Health and Lifestyle Risks
The key factors that your insurer will look at when considering your application are your age, your smoker status, your BMI (body mass index), your own medical history, and your family’s medical history. They may also ask you to attend a medical exam to give the provider an idea of your health, and will make a more personal decision based on your circumstances. If you have cover in place already and have lost a significant amount of weight to become healthier, or quit smoking for 12 months, you could find a cheaper alternative quote than the cover you applied for when you were considered more ‘risk’.
Some professions which may be considered ‘risky’ include:
- Police officer
- Fire officer
- Armed Military (including navy and army personnel)
- Piloting (including commercial, military, or private flight)
- Roofing and scaffolding (working at a height outdoors)
- Off-shore work (including oil riggers, off-shore drillers, & off-shore maintenance)
While your premiums may be higher or cover may be offered with extra conditions, this doesn’t mean you shouldn’t apply. There are insurers who specialise in offering Life Insurance cover for high-risk applicants. Call our dedicated team of consultants for more information about getting covered while in a high-risk occupation.
While it’s true that many adventurous hobbies promote healthy living, there are some activities which are considered particularly dangerous and could make it harder to get insured. Some hobbies that may be considered risky our:
- Extreme Sports (including water-sports, mountaineering, skiing, sailing, diving, etc.)

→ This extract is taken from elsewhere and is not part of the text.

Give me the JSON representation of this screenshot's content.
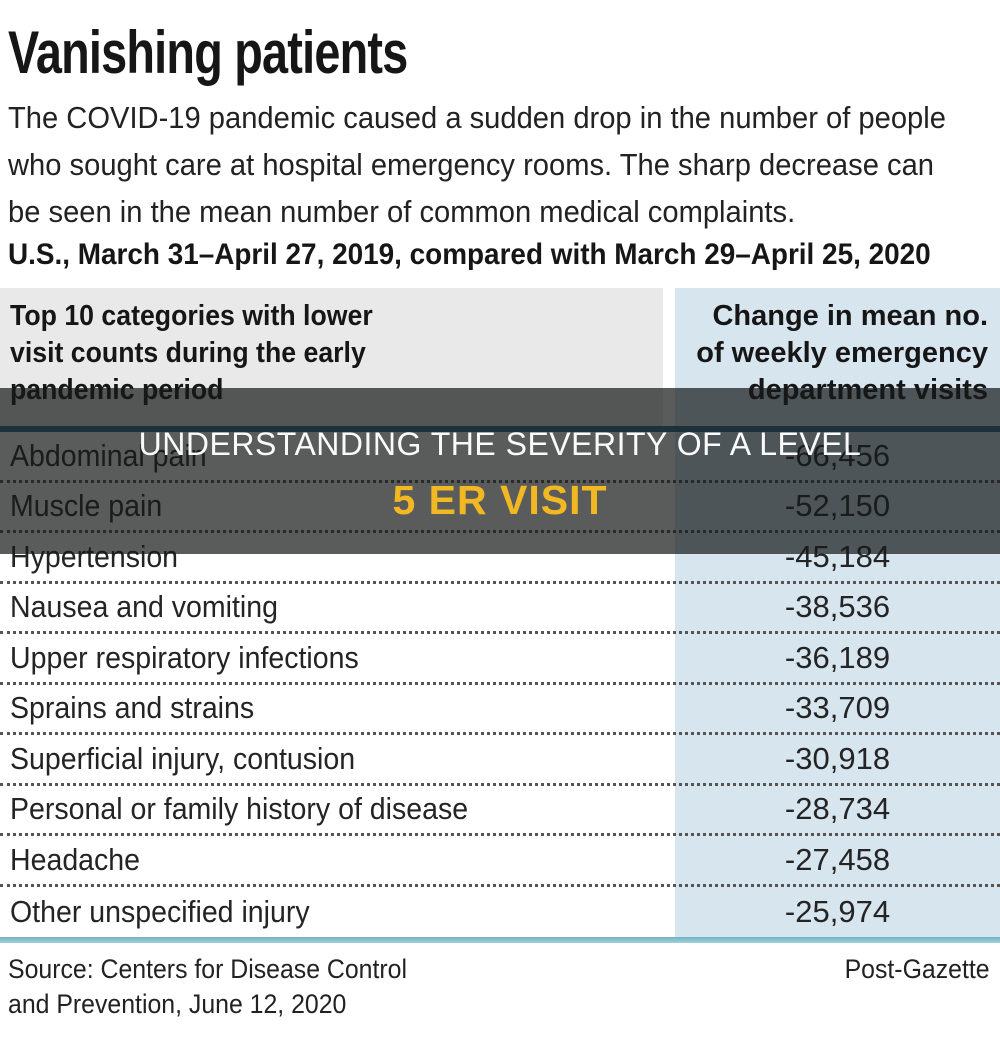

- Motor-racing or boat-racing
- Motorcycle riding
It’s vital that you disclose any high risk activity on your application; your insurer will likely find out if you have sustained any injuries consistent with a dangerous hobby when they contact your GP and, if you die as a result of an undisclosed high-risk hobby, your policy may be void. However, it’s worth bearing in mind that sport safety standards and medicine practices are always improving, so regularly reviewing what’s available will prevent you from paying above-the-odds for your favourite past-time.